Махнув рукой, Крюков шагает прочь, подальше отсюда. Вскоре он уже едет в своих дрожках по дороге, уныло глядя, как надвигается вечер. С грустью произносит:

— Тина!

А в ялтинском ресторане продолжают обсуждать Чехова.

— Он сам любил посещать подобных женщин, — утверждает Кротиков. — Это гейши, куртизанки — как угодно назовите. Гетеры. Главное, никакой ответственности, не надо с ними заводить детей, требовать верности, страдать от ревности. Все предельно упрощено.

Однажды во время съемок в Ялте Марта Валерьевна спросила мужа, была ли в его жизни такая женщина, как та, в рассказе «Тина».

— Нет, никогда, — ответил он. — У меня были жены, любовницы, с которыми я изменял женам. Но такой женщины не было.

— «Жены, любовницы»... Противно слышать! — вспыхнула Арфа.

— Но все это кончилось, едва я услышал по радио твой голос.

— Ты мне правда не изменял, Ёлкин?

— Сейчас по попе получишь! Клянусь! Ведь я так люблю тебя!

— А ты думаешь, Чехов любил только Авилову?

— Так Бунин утверждает. И тут я ему верю.

Линия любви Антона Павловича к Лидии Авиловой вплетается в фильм сразу после экранизации рассказа «Тина». Бунин там же, в ресторанном укрытии, спрашивает:

— Антон Палыч, а кого из ваших женщин вы любили по-настоящему? Простите за такой наглый вопрос.

— Кого? — вздрагивает Чехов. — Любил... И люблю по сей день. Только вот кого — это мой секрет. С ним я уйду в могилу.

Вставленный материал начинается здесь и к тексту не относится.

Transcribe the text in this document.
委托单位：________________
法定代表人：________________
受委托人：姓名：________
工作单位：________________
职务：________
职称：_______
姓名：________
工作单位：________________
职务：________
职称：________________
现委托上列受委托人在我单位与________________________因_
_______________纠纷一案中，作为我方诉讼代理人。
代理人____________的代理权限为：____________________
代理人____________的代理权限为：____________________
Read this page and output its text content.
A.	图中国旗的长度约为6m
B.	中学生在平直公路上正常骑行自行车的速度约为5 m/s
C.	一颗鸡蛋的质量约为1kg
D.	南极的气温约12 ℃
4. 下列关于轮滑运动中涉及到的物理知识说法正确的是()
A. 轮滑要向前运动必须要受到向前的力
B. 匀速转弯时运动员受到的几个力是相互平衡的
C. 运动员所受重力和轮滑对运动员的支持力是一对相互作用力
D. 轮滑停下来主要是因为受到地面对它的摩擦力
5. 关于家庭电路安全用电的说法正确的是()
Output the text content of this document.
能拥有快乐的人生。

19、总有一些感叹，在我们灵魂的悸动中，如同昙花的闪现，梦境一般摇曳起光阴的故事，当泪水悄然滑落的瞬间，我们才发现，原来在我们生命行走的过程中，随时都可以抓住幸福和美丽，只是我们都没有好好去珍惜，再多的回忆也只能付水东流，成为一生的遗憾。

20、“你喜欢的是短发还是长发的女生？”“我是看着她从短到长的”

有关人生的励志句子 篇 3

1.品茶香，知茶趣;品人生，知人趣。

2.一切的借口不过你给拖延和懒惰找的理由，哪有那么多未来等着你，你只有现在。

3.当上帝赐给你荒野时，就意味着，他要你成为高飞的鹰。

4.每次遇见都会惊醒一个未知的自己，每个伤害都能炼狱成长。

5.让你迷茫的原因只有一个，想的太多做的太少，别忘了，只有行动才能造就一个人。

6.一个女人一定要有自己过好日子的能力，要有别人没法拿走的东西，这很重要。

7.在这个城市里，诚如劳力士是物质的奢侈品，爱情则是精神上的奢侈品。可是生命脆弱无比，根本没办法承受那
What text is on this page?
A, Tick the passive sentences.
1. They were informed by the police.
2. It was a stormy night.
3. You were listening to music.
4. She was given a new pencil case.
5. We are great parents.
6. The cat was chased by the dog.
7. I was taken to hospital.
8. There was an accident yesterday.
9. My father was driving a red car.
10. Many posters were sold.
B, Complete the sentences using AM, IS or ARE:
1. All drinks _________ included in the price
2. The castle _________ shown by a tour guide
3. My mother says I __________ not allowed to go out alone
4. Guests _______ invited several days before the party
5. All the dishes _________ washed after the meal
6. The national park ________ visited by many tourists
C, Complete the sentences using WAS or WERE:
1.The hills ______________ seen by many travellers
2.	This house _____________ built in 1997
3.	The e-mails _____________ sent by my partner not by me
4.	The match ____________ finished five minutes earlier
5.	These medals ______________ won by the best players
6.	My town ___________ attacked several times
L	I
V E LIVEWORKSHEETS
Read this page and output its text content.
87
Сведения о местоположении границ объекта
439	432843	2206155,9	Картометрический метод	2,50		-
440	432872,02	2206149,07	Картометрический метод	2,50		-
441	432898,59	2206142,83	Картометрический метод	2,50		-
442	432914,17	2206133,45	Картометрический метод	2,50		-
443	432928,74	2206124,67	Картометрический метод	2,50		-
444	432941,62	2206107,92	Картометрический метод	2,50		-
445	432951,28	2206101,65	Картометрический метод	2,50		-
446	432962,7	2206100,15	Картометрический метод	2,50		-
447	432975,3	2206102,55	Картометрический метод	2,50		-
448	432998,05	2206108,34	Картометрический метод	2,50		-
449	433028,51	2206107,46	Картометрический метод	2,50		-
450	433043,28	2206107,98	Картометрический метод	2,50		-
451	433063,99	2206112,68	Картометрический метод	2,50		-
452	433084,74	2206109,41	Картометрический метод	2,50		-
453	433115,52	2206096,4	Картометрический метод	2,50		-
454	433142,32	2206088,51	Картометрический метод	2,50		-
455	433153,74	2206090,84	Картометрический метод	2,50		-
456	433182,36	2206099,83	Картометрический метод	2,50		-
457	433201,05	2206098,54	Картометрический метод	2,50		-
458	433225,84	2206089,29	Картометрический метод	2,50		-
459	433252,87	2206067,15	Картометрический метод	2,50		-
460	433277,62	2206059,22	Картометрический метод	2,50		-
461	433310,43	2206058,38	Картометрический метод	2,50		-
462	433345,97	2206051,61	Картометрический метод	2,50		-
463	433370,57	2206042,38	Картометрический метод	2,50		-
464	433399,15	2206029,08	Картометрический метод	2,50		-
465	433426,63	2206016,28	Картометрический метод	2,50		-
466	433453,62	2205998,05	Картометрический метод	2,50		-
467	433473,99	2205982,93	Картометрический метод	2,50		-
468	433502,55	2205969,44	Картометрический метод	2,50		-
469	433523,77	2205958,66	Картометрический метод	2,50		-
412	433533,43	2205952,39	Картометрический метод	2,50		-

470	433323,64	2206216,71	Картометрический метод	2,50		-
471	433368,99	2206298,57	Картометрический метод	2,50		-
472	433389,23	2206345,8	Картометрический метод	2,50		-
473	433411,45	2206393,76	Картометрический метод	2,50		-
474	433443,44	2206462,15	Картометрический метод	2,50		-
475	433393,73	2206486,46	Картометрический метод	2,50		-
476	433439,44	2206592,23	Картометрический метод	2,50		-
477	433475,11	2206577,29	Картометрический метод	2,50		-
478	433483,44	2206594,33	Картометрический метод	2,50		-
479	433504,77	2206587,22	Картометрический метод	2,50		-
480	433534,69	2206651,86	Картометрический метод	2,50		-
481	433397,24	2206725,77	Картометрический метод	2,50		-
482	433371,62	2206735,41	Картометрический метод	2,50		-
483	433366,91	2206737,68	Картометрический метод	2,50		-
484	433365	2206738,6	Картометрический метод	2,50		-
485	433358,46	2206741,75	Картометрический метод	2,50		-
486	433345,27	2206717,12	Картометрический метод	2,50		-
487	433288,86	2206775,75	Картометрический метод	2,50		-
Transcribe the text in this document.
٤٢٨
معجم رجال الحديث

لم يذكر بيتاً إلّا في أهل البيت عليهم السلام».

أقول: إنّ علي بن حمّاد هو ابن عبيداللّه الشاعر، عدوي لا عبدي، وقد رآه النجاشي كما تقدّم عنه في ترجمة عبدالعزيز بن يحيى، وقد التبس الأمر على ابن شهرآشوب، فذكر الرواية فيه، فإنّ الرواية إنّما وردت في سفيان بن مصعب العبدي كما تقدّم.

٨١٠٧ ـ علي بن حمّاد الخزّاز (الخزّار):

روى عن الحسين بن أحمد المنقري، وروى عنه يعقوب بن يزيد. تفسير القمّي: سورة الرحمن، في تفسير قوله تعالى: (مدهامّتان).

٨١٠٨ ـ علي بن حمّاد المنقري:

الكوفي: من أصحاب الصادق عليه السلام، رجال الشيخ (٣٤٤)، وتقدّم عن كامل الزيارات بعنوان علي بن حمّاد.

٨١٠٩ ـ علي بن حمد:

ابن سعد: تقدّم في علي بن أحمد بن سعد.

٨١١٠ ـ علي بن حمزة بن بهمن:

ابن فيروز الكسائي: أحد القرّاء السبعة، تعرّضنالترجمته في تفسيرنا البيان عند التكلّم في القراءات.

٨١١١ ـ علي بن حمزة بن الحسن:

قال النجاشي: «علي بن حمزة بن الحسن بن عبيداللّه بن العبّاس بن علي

И дальше следует сцена его знакомства с Авиловой, женщиной не намного моложе его, в исполнении Натальи Архангельской, некогда великолепно сыгравшей у Герасимова в «Тихом Доне». А потом ее как-то подзабыли, и своих звездных ролей не сыграла эта красивая и талантливая актриса. Ей уже было за сорок, но она оставалась яркой и привлекательной, только теперь зрелой и благородной красотой, и Марта, веря мужу, все равно тайком ревновала. А потом восторжествовала, когда он попросил ее озвучить и Архангельскую:

— Чехова больше всего завораживал голос Авиловой, а только твой голос способен завораживать.

Наташа, конечно, тоже обиделась, но актеры люди подневольные, стараются прятать свои обиды, а то ведь потом режик возьмет да и не захочет снимать в другой ленте. А Марта конечно же справилась идеально, никто и не подумает, что одна и та же женщина озвучивает и Лисицыну, и Авилову. У Тины голос обворожительно развратный, у Авиловой — притягательно чистый.

Эту лирическую составляющую фильма о Чехове Эол Федорович снимал на полутонах, встречи с Авиловой возникают ниоткуда, мимолетно, воздушно. Но зритель понимает, что именно здесь кроется ответ на прямой вопрос Бунина. Авилова замужем, трое детей, и Чехов считает себя не вправе разрушить семейное счастье, потому не идет на окончательное сближение.

Большой званый вечер. Чехов и Авилова сидят в углу за отдельным столиком, уединившись от всех.

— Видите, как хорошо, — говорит Антон Павлович. — Не кажется ли вам, что, когда мы встретились с вами три года назад, мы не познакомились, а нашли друг друга после долгой разлуки?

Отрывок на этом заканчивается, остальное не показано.